For starters, the White House official said - to the surprise of perhaps everyone in the room - that the administration is not opposed to a domestic cap & trade regime. I'm still having trouble swallowing this, but the official maintains that the administration has always been open to considering a proposal that doesn't involve international carbon markets. I'll believe it when I see it.
That's a really really big deal. Now, let's be real, the Bush administration is not interested in dealing with global warming. They don't change their minds on an issue like this without a really good political reason. And that reason is pretty simple - being able to regulate the economy with the ostensible purpose of reducing carbon creates the ability to hand out tens of billions of dollars to carbon emitting industries. Yes, it's Healthy Forests and no Child Left Behind all over again, only this time we're dealing with global warming.
This time it's going to be called 'Cap and Trade', which I've blogged about before. A Cap and Trade system means the government creates a system to distribute carbon credits, or the right to emit carbon, and gives them to industry to trade or use. By gradually lowering the carbon cap, carbon emissions are ostensibly reduced. That's the theory, anyway. Economist Rob Shapiro tears the system apart in this very readable paper which points out that an economy-wide cap and trade is rife with cheating and gives money precisely to the industries who are doing the emitting. That's why Bush is shifting on carbon regulation.
Anyway, the bill he's going to get behind is the Lieberman-Warner bill, opposed by the Sierra Club but supported by the intensely corporate-friendly and compromised Environmental Defense. There's a green civil war coming, with ED President Fred Krupp playing the role of the DLC. The other environmental groups are split, with the Pew Center and the Nature Conservancy following Krupp over the cliff. The Union of Concerned Scientists and NRDC are 'concerned', and the LCV and the Sierra Club are clear that this is a bad move. If you want to see a dysfunctional, degraded, and compromised movement that have lost touch with their mission statements, look no further than ED, Pew, and the Nature Conservancy.
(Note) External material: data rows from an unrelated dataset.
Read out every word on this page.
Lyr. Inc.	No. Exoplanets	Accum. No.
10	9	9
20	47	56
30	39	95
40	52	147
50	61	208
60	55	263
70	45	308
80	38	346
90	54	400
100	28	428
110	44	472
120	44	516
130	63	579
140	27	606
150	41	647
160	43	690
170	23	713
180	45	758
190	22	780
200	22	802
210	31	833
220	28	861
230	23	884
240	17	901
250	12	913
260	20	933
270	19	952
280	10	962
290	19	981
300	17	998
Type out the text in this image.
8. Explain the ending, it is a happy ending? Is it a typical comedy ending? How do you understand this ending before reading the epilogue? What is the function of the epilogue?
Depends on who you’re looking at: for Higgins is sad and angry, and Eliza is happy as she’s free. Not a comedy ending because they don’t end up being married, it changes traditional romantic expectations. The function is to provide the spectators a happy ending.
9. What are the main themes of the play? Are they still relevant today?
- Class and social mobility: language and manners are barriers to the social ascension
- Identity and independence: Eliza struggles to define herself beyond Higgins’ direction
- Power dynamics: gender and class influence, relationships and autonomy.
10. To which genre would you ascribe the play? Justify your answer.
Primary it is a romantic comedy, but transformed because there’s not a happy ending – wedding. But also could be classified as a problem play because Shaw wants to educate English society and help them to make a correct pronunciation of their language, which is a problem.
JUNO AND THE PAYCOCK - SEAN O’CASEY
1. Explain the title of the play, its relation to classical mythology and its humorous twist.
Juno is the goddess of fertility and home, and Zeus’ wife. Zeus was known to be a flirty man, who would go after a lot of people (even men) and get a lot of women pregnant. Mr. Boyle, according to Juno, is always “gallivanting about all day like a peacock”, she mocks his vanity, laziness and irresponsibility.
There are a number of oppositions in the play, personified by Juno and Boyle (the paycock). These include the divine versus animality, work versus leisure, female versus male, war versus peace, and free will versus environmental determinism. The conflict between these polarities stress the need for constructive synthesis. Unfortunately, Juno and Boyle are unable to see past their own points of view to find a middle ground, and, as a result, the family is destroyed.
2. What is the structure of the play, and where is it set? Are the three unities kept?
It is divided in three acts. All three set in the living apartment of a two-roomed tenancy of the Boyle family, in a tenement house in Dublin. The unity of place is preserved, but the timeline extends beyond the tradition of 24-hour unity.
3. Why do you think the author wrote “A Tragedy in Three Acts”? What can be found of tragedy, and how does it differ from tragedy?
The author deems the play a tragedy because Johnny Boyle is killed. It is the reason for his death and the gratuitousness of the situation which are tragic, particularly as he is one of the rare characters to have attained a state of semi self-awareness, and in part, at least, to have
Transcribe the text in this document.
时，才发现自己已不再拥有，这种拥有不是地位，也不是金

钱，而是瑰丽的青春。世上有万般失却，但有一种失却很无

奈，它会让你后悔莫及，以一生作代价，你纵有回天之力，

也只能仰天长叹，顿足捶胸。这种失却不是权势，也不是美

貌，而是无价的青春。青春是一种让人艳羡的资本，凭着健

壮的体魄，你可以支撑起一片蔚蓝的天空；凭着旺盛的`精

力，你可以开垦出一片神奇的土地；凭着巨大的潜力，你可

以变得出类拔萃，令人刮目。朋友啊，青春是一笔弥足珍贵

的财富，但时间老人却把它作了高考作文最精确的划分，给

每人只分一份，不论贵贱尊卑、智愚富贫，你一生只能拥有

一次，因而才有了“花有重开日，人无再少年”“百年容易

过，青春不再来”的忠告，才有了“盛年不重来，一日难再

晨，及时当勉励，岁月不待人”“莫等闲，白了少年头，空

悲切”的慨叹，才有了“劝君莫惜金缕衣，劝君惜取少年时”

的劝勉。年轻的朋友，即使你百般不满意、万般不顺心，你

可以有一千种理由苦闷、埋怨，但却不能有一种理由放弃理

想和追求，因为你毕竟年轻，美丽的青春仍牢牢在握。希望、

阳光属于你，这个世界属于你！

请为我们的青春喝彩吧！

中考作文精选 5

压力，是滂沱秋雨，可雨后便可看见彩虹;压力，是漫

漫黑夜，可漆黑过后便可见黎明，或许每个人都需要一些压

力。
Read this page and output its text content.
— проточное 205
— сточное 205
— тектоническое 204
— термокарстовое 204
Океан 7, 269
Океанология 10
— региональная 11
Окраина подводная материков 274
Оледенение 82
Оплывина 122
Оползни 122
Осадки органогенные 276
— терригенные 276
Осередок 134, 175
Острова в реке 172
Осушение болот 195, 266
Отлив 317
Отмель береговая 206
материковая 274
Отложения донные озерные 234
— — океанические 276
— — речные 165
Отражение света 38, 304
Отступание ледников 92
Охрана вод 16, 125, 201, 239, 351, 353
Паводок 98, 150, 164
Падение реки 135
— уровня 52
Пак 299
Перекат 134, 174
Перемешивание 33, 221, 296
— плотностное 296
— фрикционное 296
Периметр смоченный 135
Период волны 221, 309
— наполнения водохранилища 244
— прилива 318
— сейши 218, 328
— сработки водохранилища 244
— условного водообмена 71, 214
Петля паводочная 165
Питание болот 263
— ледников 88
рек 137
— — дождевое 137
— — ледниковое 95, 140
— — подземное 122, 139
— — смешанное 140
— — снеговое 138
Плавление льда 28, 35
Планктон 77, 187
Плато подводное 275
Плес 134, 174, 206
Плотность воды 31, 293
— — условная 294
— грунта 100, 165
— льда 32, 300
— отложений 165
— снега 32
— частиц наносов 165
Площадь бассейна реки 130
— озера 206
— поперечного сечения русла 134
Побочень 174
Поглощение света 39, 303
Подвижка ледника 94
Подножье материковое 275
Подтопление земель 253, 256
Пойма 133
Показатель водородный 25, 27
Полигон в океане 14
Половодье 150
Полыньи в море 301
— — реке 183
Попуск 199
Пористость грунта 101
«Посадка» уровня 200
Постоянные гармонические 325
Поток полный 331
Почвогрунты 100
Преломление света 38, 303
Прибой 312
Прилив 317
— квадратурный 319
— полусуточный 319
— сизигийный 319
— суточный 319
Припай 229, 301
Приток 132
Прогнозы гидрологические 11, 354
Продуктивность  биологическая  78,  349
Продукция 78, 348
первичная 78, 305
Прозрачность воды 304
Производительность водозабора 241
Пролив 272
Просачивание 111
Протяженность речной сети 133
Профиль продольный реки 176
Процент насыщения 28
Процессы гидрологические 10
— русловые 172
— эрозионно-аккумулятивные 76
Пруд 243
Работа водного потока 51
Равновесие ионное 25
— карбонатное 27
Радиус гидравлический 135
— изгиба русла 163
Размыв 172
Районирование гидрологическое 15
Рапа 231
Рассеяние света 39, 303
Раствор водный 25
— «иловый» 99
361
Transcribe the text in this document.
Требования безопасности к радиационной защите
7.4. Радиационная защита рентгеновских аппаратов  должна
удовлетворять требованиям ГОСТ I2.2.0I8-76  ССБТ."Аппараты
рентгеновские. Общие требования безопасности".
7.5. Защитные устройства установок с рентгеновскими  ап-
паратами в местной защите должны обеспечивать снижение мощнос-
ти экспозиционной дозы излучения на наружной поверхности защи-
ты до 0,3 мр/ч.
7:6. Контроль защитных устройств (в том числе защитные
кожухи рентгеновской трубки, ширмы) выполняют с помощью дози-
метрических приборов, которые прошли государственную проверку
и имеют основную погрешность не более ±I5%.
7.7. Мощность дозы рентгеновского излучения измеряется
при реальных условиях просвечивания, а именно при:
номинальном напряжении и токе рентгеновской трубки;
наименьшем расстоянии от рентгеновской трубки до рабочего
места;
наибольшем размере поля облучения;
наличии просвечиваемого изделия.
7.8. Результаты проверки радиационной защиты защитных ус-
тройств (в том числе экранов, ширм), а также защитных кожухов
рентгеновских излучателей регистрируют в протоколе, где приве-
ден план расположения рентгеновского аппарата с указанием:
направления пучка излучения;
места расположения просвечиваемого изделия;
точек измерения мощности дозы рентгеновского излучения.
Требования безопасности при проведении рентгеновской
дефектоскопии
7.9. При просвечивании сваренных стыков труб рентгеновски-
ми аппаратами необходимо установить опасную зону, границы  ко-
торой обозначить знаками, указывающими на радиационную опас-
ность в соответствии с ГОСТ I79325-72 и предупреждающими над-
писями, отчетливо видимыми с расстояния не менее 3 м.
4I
The one other very significant statement Paul quotes is that the Bush administration is strongly opposed to international carbon markets. That's a hint that this legislation is not meant to address carbon. Carbon is not like other pollutants. If you emit it anywhere on the planet is has the same effect. By refusing to make this a global market, all the Bush administration is trying to do is raise the costs of emitting carbon in America while keeping the costs lower in other countries. That has the effect of accelerating out-sourcing of jobs, reducing the leverage of labor, and increasing the leverage of international business elites. One thing is does not do is reduce carbon emissions, since a factory here can be moved to China quite easily at this point if there's a carbon price differential.
All in all, it's a terrible legislative package coming to the floor in the fall. We need to be prepared to beat this back viciously. We get one bite at this apple.